L’émulation qui anime avec une ardeur proche de la
frénésie les cénacles en vue des présidentielles ma fait songer à une fable que
me conta Malika Mokadem, romancière algérienne. Satan, maître des ténèbres fait
visiter l’enfer à un hôte de marque. Il lui montre des cuves où ses auxiliaires
armés de fourches repoussent les damnés qui tentent d’en sortir. Une des cuves
n’est pas gardée, l’hôte s’en étonne.
Pas de danger lui explique Satan. Dans celle-là il y
a des Algériens. Chaque fois que l’un passe la tête ses compagnons se pressent
pour la lui enfoncer. N’en dirait-on pas autant pour les candidats ou aspirants
candidats aux élections présidentielles ? Aucune famille politique, grande ou
petite, n’est épargnée. Approchons-nous du chaudron et contemplons le
spectacle.
Actuellement l’UMP ne connaît qu’un champion pour
porter ses couleurs. Il est à l’Élysée et s’il ne le dit pas encore luimême ses
amis, paraphrasant Mac Mahon, le proclame pour lui : « Il y est, il y reste ».
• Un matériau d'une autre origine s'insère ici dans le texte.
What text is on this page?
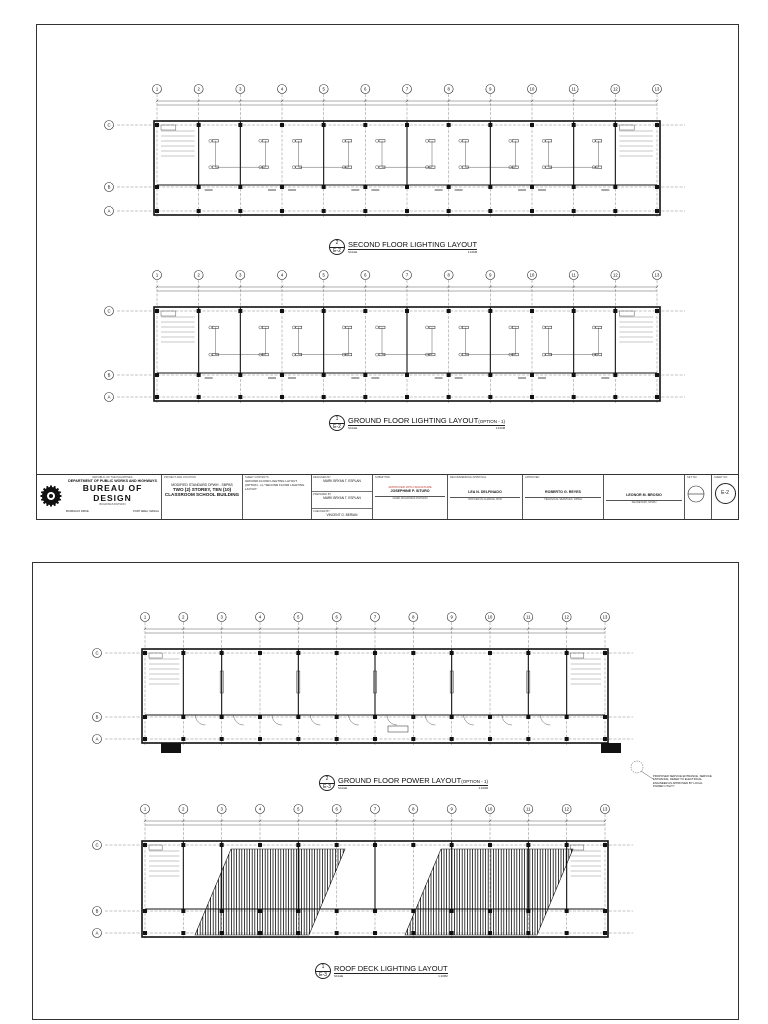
1	2	3	4	5	6	7	8	9	10	11	12	13
C
B
A
1	2	3	4	5	6	7	8	9	10	11	12	13
C
B
A
2
E-2
SECOND FLOOR LIGHTING LAYOUT
SCALE	1:100M
1
E-2
GROUND FLOOR LIGHTING LAYOUT(OPTION - 1)
SCALE	1:100M
REPUBLIC OF THE PHILIPPINES
DEPARTMENT OF PUBLIC WORKS AND HIGHWAYS
BUREAU OF DESIGN
BUILDINGS DIVISION
BONIFACIO DRIVE	PORT AREA, MANILA
PROJECT AND LOCATION
MODIFIED STANDARD DPWH - SBPBS
TWO (2) STOREY, TEN (10)
CLASSROOM SCHOOL BUILDING
SHEET CONTENTS
GROUND FLOOR LIGHTING LAYOUT (OPTION - 1) / SECOND FLOOR LIGHTING LAYOUT
DESIGNED BY
MARK BRYAN T. ESPLAN
PREPARED BY
MARK BRYAN T. ESPLAN
CHECKED BY
VINCENT G. BERIAN
SUBMITTED
APPROVED WITH SIGNATURE
JOSEPHINE P. SITURO
CHIEF, BUILDINGS DIVISION
RECOMMENDING APPROVAL
LEA N. DELFINADO
OFFICER-IN-CHARGE, BOD
APPROVED
ROBERTO G. REYES
TECHNICAL SERVICES, DPWH
LEONOR M. BROSIO
SECRETARY, DPWH
SET NO.	SHEET NO.
E-2
1	2	3	4	5	6	7	8	9	10	11	12	13
C
B
A
1	2	3	4	5	6	7	8	9	10	11	12	13
C
B
A
2
E-3
GROUND FLOOR POWER LAYOUT(OPTION - 1)
SCALE	1:100M
1
E-3
ROOF DECK LIGHTING LAYOUT
SCALE	1:100M
PROPOSED SERVICE ENTRANCE, SERVICE ENTRANCE, DEFER TO ELECTRICAL ENGINEER AS APPROVED BY LOCAL POWER UTILITY
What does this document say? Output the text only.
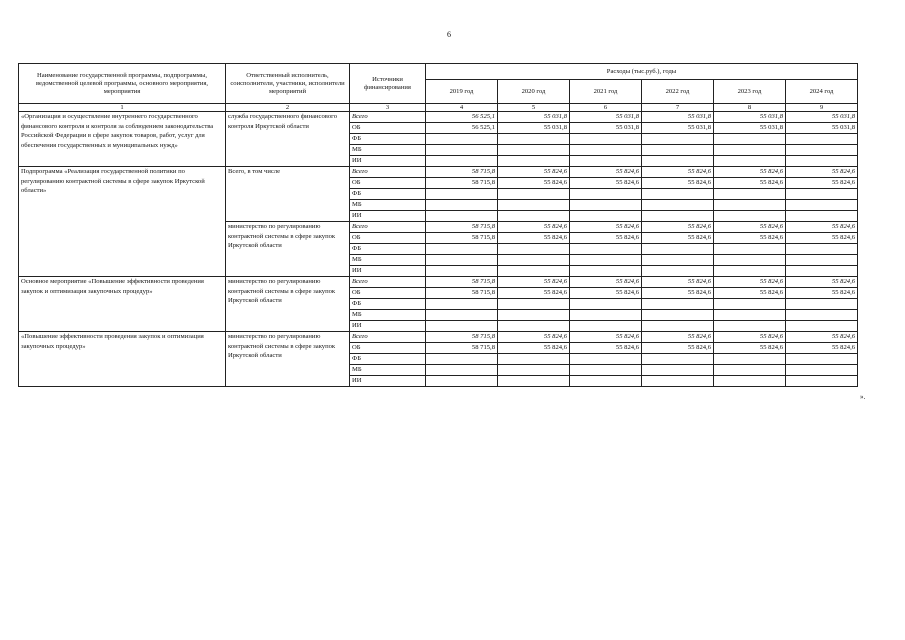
6
Наименование государственной программы, подпрограммы, ведомственной целевой программы, основного мероприятия, мероприятия	Ответственный исполнитель, соисполнители, участники, исполнители мероприятий	Источники финансирования	Расходы (тыс.руб.), годы					
			2019 год	2020 год	2021 год	2022 год	2023 год	2024 год
1	2	3	4	5	6	7	8	9
«Организация и осуществление внутреннего государственного финансового контроля и контроля за соблюдением законодательства Российской Федерации в сфере закупок товаров, работ, услуг для обеспечения государственных и муниципальных нужд»	служба государственного финансового контроля Иркутской области	Всего	56 525,1	55 031,8	55 031,8	55 031,8	55 031,8	55 031,8
		ОБ	56 525,1	55 031,8	55 031,8	55 031,8	55 031,8	55 031,8
		ФБ						
		МБ						
		ИИ						
Подпрограмма «Реализация государственной политики по регулированию контрактной системы в сфере закупок Иркутской области»	Всего, в том числе	Всего	58 715,8	55 824,6	55 824,6	55 824,6	55 824,6	55 824,6
		ОБ	58 715,8	55 824,6	55 824,6	55 824,6	55 824,6	55 824,6
		ФБ						
		МБ						
		ИИ						
	министерство по регулированию контрактной системы в сфере закупок Иркутской области	Всего	58 715,8	55 824,6	55 824,6	55 824,6	55 824,6	55 824,6
		ОБ	58 715,8	55 824,6	55 824,6	55 824,6	55 824,6	55 824,6
		ФБ						
		МБ						
		ИИ						
Основное мероприятие «Повышение эффективности проведения закупок и оптимизация закупочных процедур»	министерство по регулированию контрактной системы в сфере закупок Иркутской области	Всего	58 715,8	55 824,6	55 824,6	55 824,6	55 824,6	55 824,6
		ОБ	58 715,8	55 824,6	55 824,6	55 824,6	55 824,6	55 824,6
		ФБ						
		МБ						
		ИИ						
«Повышение эффективности проведения закупок и оптимизация закупочных процедур»	министерство по регулированию контрактной системы в сфере закупок Иркутской области	Всего	58 715,8	55 824,6	55 824,6	55 824,6	55 824,6	55 824,6
		ОБ	58 715,8	55 824,6	55 824,6	55 824,6	55 824,6	55 824,6
		ФБ						
		МБ						
		ИИ						
».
Là où le bas blesse c’est qu’au vu de sondages, certes relatifs, 34 % des
Français partagent ce point de vue. Très insuffisant pour réussir ce bac
présidentiel. L’autre jour un quotidien « filiale » du Parisien consacrait six
pleines pages dont sa « une » à François Fillon « son enfance, sa famille, ses
réseaux, ses ennemis, ses ambitions ». Je doute que la lecture de cette
hagiographie, d’ailleurs intéressante, ait été prisée par l’Élysée. D’autant
plus que malgré les révoltes sociales François Fillon demeure apprécié par 47 %
des Français. Et cela bien que plus de 70 % aient approuvé le vaste mouvement
d’opposition à la réforme des retraites. Cherchez
l’erreur.
La politique conduite est critiquée lorsqu’elle est
expliquée par Matignon, rejetée lorsqu’elle l’est par l’Élysée. Le ton, le
style, le comportement ont leur importance même s’ils n’expliquent pas tout. On
imagine mal François Fillon brocarder des journalistes en les appelant ses «
amis pédophiles ». Dans le « chaudron » bien d’autres s’agitent. Jean-François
Coppé a du savoir-faire, un plan de carrière pour une tête bien faite et des
dents aussi aiguisées que longues. Il passera son tour pour mieux préparer celui
de 2017. Le centre aussi connaît le trop-plein. Le nouveau… et l’ancien, celui
de François Bayrou. Les centristes pourraient occuper un chaudron à eux tous
seuls… Et Dominique de Villepin ? De lui on pourrait dire comme jadis Michel
Jobert qu’il est « ailleurs ». Il a des accents qui peuvent séduire mais ils
sont oblitérés par le duel singulier, sans merci, qui l’oppose au Président de
la République. Le projet collectif disparaît derrière le destin individuel.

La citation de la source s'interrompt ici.